Kaelan closed the book he had been pretending to read and rubbed his tired eyes.
The candles had burned low while he wrestled with questions that seemed to have no good answers. Outside, the same wind that whispered past Lysander’s window carried the sounds of a peaceful night—no cries of distress, no sounds of conflict, no indication of the suffering that had once been commonplace.
It was the sound of success. But for Kaelan, it was also the sound of something precious dying—the chaotic, unpredictable, beautiful noise of human freedom choosing its own path forward.
....
In their separate chambers, both men faced the same fundamental challenge: how to find meaning and purpose when the cause they had served had succeeded beyond their wildest dreams but left them feeling more isolated than ever.
The empire they had helped build was everything they had hoped for and nothing they had expected.
Ethan’s power had grown beyond their ability to relate to or influence.
The boy they had once stood beside as something approaching equals had become a force of nature, as distant and incomprehensible as a mountain or ocean. They remained his allies, his friends in some sense, but the relationship had become so unbalanced that it felt more like servitude than partnership.

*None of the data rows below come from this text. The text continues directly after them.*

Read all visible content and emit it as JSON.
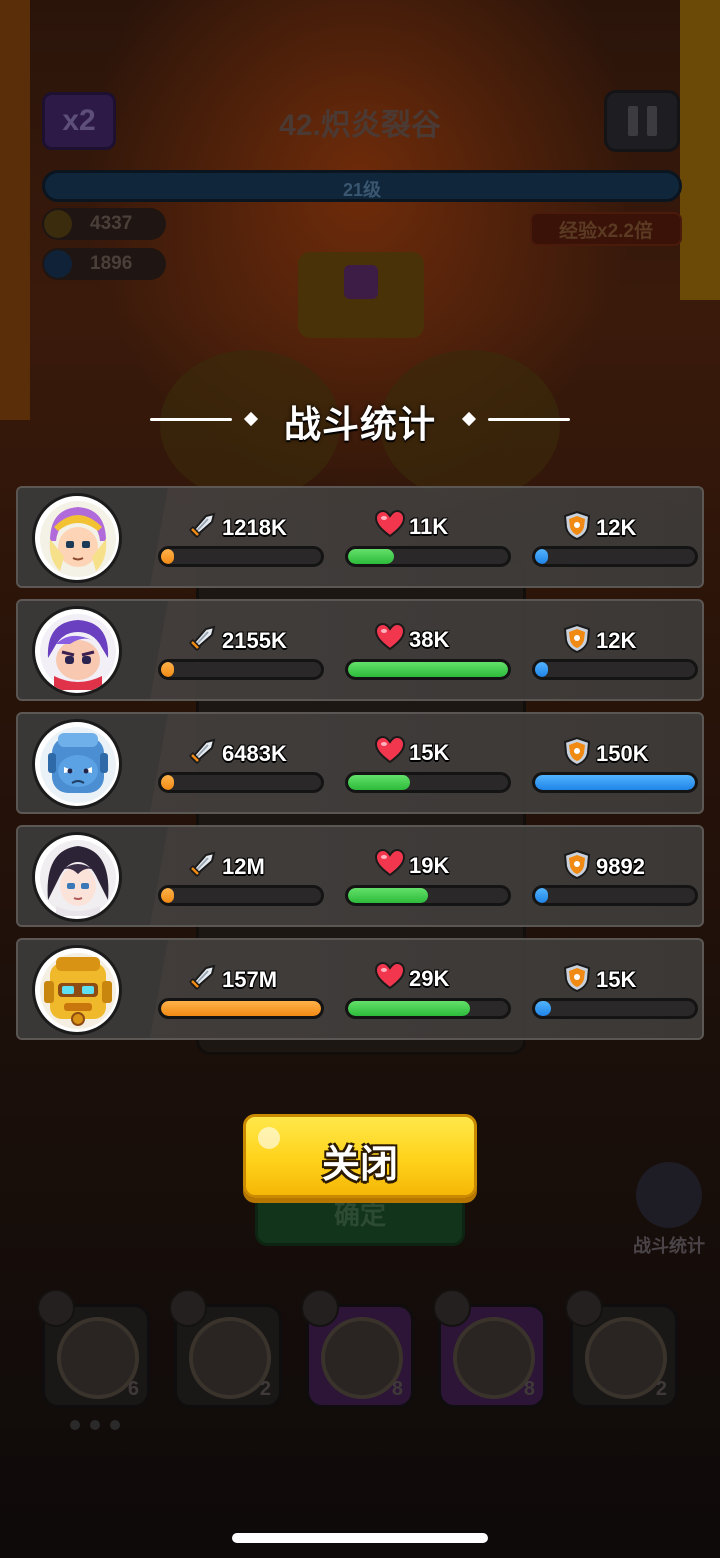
{
  "background": {
    "multiplier_badge": "x2",
    "level_title": "42.炽炎裂谷",
    "xp_level": "21级",
    "gold": "4337",
    "gems": "1896",
    "exp_boost": "经验x2.2倍",
    "confirm_button": "确定",
    "battle_stats_shortcut": "战斗统计",
    "skill_slots": [
      {
        "count": "6",
        "color": "dark"
      },
      {
        "count": "2",
        "color": "dark"
      },
      {
        "count": "8",
        "color": "purple"
      },
      {
        "count": "8",
        "color": "purple"
      },
      {
        "count": "2",
        "color": "dark"
      }
    ]
  },
  "modal": {
    "title": "战斗统计",
    "close_button": "关闭",
    "rows": [
      {
        "avatar": "hero-blonde-gold-helmet",
        "damage": "1218K",
        "healing": "11K",
        "shield": "12K",
        "damage_ratio": 0.0,
        "healing_ratio": 0.29,
        "shield_ratio": 0.08
      },
      {
        "avatar": "hero-purple-hair",
        "damage": "2155K",
        "healing": "38K",
        "shield": "12K",
        "damage_ratio": 0.0,
        "healing_ratio": 1.0,
        "shield_ratio": 0.08
      },
      {
        "avatar": "hero-blue-robot",
        "damage": "6483K",
        "healing": "15K",
        "shield": "150K",
        "damage_ratio": 0.04,
        "healing_ratio": 0.39,
        "shield_ratio": 1.0
      },
      {
        "avatar": "hero-dark-hair",
        "damage": "12M",
        "healing": "19K",
        "shield": "9892",
        "damage_ratio": 0.08,
        "healing_ratio": 0.5,
        "shield_ratio": 0.07
      },
      {
        "avatar": "hero-gold-robot",
        "damage": "157M",
        "healing": "29K",
        "shield": "15K",
        "damage_ratio": 1.0,
        "healing_ratio": 0.76,
        "shield_ratio": 0.1
      }
    ]
  },
  "colors": {
    "damage_bar": "#f28a14",
    "healing_bar": "#2dbb3a",
    "shield_bar": "#1f84e8",
    "close_button": "#ffd21a"
  }
}
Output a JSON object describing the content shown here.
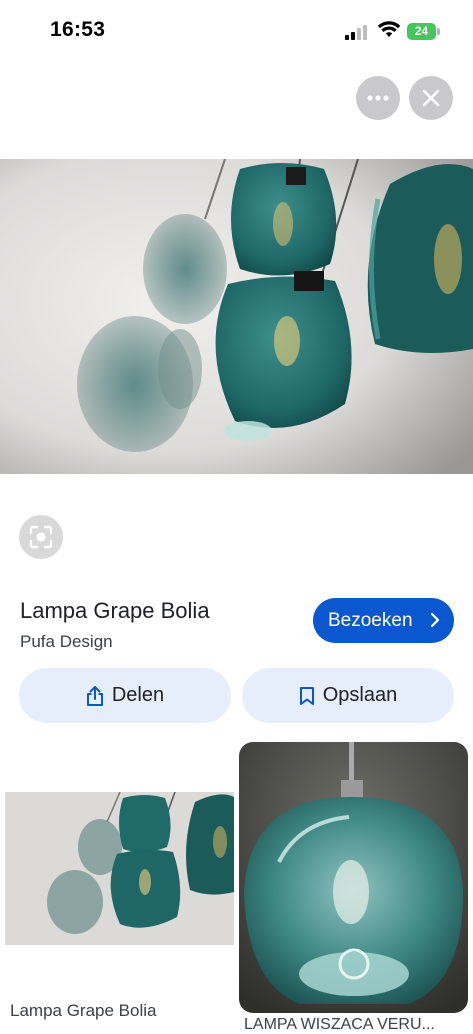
{
  "status_bar": {
    "time": "16:53",
    "battery": "24"
  },
  "result": {
    "title": "Lampa Grape Bolia",
    "source": "Pufa Design",
    "visit_label": "Bezoeken",
    "share_label": "Delen",
    "save_label": "Opslaan"
  },
  "related": [
    {
      "caption": "Lampa Grape Bolia"
    },
    {
      "caption": "LAMPA WISZACA VERU..."
    }
  ],
  "colors": {
    "accent": "#0b57d0",
    "pill_bg": "#e7eefb",
    "glass": "#1f6d6c"
  },
  "icons": [
    "more-icon",
    "close-icon",
    "lens-icon",
    "share-icon",
    "bookmark-icon",
    "chevron-right-icon"
  ]
}
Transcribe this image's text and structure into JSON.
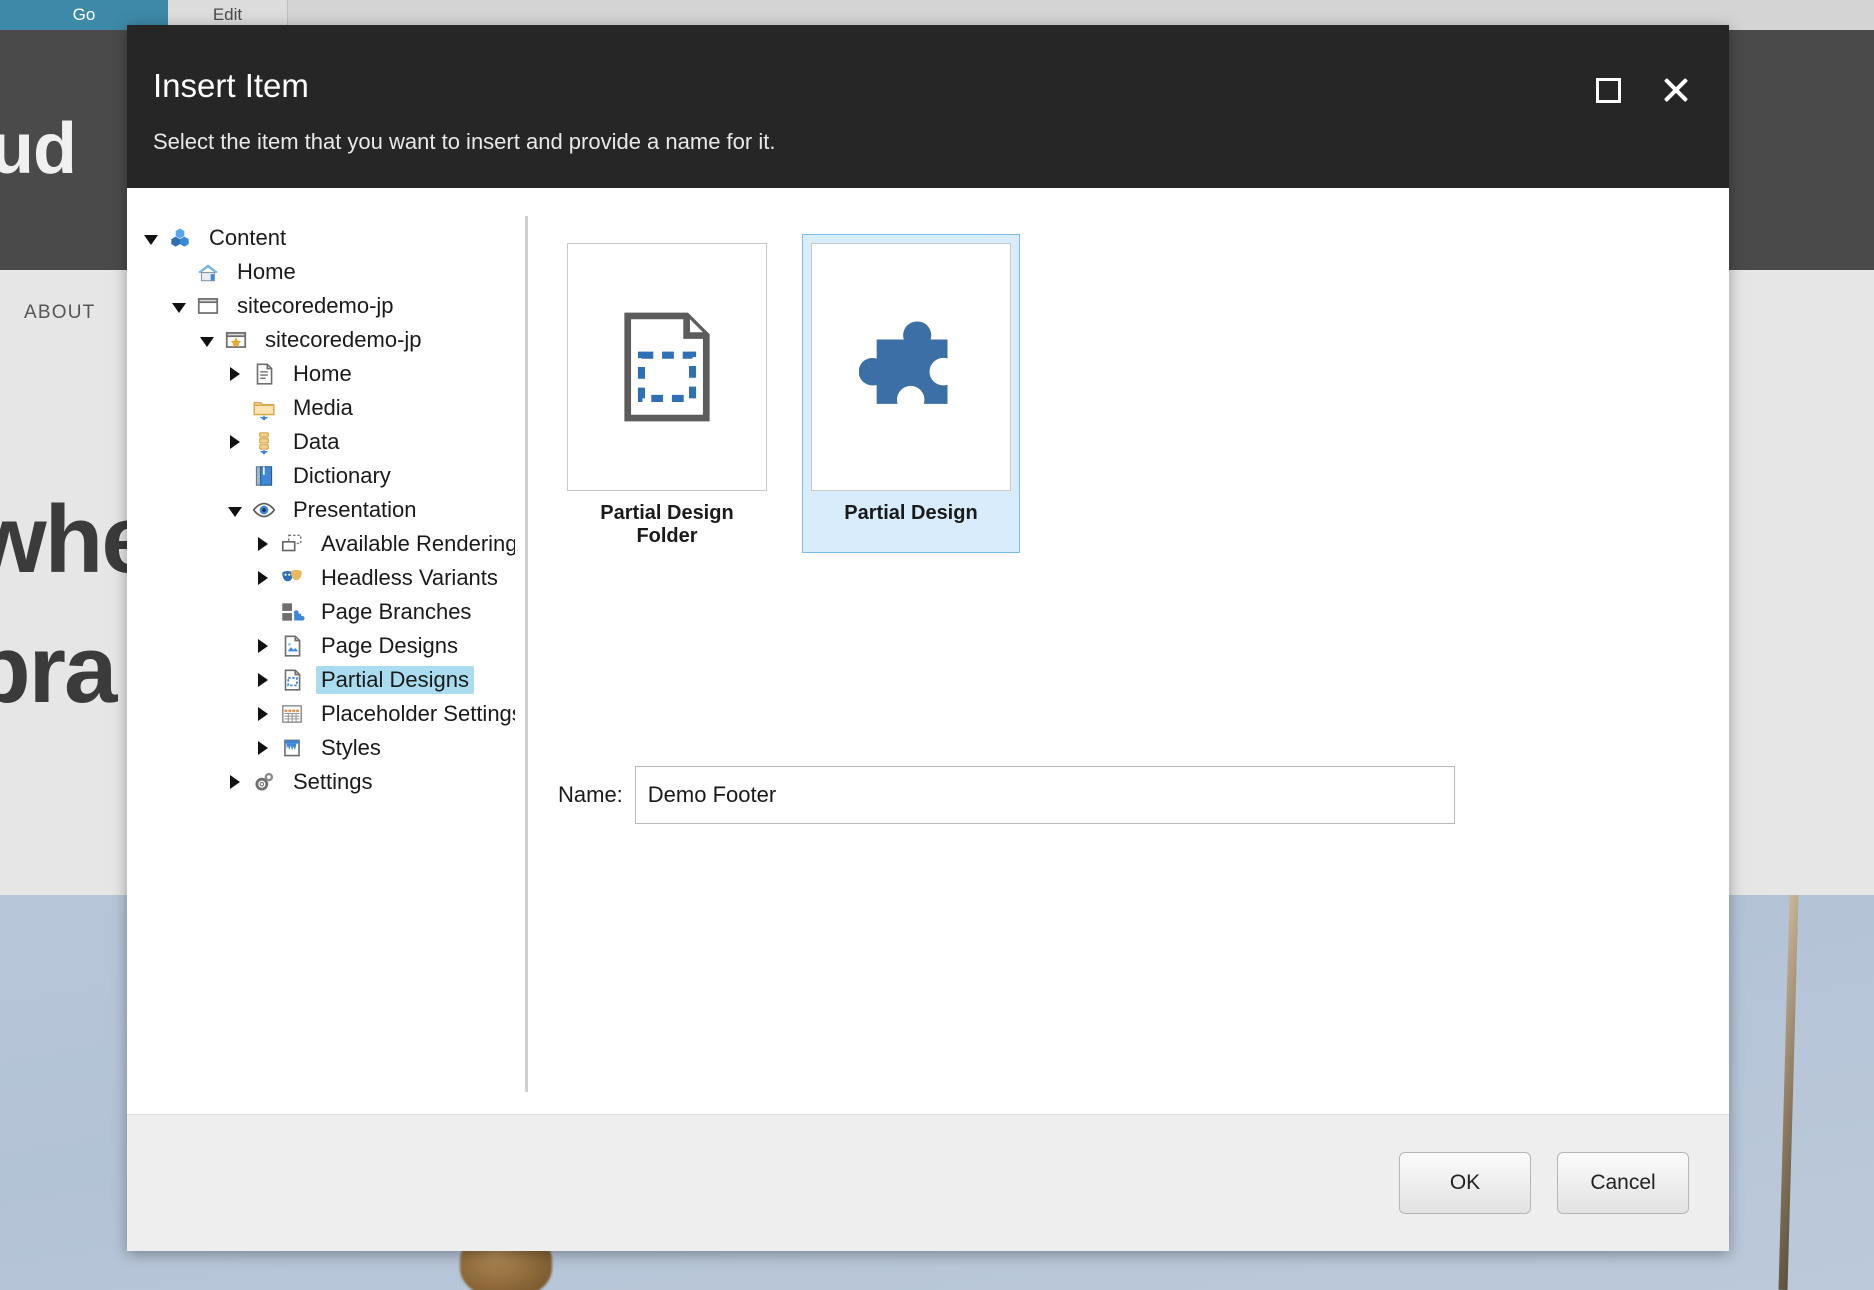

The night deepened around them, carrying with it the weight of choices made and paths taken. Tomorrow would bring new responsibilities, new challenges, new opportunities to serve the empire they had helped create. But tonight, in the silence of their solitude, they both wondered if the price of victory had been higher than they could bear.
The gap between them and Ethan wasn’t just about power—it was about possibility. They had become fixed points in his grand design, playing roles scripted by an intelligence so far beyond their own that improvisation felt impossible. And in that fixity, something vital had been lost.
The future stretched before them, certain and immutable, guided by a will that brooked no questioning. It was perfect, and it was terrible, and it was theirs to endure.